17 January 2009


I've been thinking more about my post regarding the way I've been approaching kitchen maintenance lately.  As I continued to mull it over, I began to think it helpful to look at this in terms of usefulness; I want my kitchen to be useful.  But as I looked at it more, I began to see some rocks in that path.  I don't want to descend into hard-hearted utilitarianism and pragmatism, which measure everything by usefulness and therefore shut out beauty, goodness, and joy.  I continued to turn this over in my mind and I realized that it's not specifically about usefulness, rather it's about fruitfulness.

The world tends to look at life in economic terms, telling us that we are wasting our lives uselessly staying at home instead of making a contribution. The world focuses on usefulness. The world's schools train for usefulness.  The world measures people's worth by their usefulness.  The biblical response is fruitfulness. It's not about the economy, stupid.
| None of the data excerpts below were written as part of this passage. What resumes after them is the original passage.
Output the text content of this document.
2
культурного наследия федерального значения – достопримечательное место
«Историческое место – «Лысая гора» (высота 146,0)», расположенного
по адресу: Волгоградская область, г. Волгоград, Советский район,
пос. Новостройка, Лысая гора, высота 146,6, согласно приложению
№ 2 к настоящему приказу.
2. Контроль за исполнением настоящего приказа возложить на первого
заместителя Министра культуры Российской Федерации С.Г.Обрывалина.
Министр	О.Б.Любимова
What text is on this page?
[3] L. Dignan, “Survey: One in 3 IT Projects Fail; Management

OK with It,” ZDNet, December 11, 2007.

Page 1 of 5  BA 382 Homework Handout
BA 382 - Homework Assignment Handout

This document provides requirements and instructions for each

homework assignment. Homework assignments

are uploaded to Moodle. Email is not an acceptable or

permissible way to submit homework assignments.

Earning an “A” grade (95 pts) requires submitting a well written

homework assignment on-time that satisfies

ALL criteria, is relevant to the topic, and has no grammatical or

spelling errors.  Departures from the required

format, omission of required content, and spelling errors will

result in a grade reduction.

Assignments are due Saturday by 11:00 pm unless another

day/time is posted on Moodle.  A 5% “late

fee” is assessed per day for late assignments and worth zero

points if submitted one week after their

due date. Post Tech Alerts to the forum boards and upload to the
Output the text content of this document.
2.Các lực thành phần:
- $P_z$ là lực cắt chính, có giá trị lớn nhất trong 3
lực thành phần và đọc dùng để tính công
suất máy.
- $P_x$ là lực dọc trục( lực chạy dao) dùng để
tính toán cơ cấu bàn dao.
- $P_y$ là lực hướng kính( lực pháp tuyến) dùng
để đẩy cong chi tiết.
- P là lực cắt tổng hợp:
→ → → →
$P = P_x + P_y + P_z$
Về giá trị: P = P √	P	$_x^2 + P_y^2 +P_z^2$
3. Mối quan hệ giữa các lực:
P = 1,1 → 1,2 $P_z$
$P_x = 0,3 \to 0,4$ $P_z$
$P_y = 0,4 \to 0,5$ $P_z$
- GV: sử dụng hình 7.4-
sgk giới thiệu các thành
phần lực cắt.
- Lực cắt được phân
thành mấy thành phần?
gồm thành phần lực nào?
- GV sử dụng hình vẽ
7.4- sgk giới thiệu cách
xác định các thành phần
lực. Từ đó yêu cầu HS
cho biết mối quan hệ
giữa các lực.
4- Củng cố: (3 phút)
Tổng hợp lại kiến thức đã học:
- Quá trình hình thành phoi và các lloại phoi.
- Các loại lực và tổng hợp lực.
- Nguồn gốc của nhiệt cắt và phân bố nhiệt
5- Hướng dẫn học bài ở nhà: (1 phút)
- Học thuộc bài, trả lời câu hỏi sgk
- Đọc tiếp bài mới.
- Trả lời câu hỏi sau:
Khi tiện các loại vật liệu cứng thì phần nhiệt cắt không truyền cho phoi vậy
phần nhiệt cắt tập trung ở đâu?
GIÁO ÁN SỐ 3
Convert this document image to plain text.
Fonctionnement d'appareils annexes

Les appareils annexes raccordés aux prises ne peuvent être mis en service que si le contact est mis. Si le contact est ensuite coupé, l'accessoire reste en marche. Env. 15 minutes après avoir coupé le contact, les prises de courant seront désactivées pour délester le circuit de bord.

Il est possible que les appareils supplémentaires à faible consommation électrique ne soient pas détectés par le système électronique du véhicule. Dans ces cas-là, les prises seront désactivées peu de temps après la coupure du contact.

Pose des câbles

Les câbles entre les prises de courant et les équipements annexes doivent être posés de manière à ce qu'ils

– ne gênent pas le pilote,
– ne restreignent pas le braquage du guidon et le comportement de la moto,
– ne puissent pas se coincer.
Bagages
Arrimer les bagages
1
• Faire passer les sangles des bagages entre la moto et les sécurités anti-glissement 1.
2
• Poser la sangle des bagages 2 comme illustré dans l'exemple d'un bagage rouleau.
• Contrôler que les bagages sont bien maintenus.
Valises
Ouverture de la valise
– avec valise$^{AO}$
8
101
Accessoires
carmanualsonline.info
It's about so much more!

A kitchen that has every tool and lots of space to work in, but is stark in its efficiency is useful, but not so enticing.  A kitchen that is painted cheerfully, with pictures on the walls, curtains in the window, pretty utensils and crockery, music playing in the background is much more cosy.  The beauty nourishes the cook's heart as the cook works to nourish her family.

Besides efficiency, cleanliness, and orderliness, there are other, intangible aspects of keeping our homes that we mustn't lose sight of.  If I take an hour to complete work that could take me half that time, but I'm sharing a heart-to-heart talk with my daughter as we work, then that's a good and fruitful use of that time.  If my boys toil in the garden and get all kinds of work done, yet are at odds with one another when they're done, that's neither good nor fruitful.

Fruitfulness speaks to getting the work done, absolutely, but it also speaks to joyful relationships, spiritual riches, mended hearts, and encouraged souls.  If we remember this, the world's criticism will fade away as we make homes for our families, our friends, and even strangers.  


1 comment:

  1. Your distinction here is a very insightful one! Thank you.

    I have actually browsed your blog off and on ever since Cindy at Dominion Family linked to your post a couple years ago about leisure being the heart of education. :) Good stuff.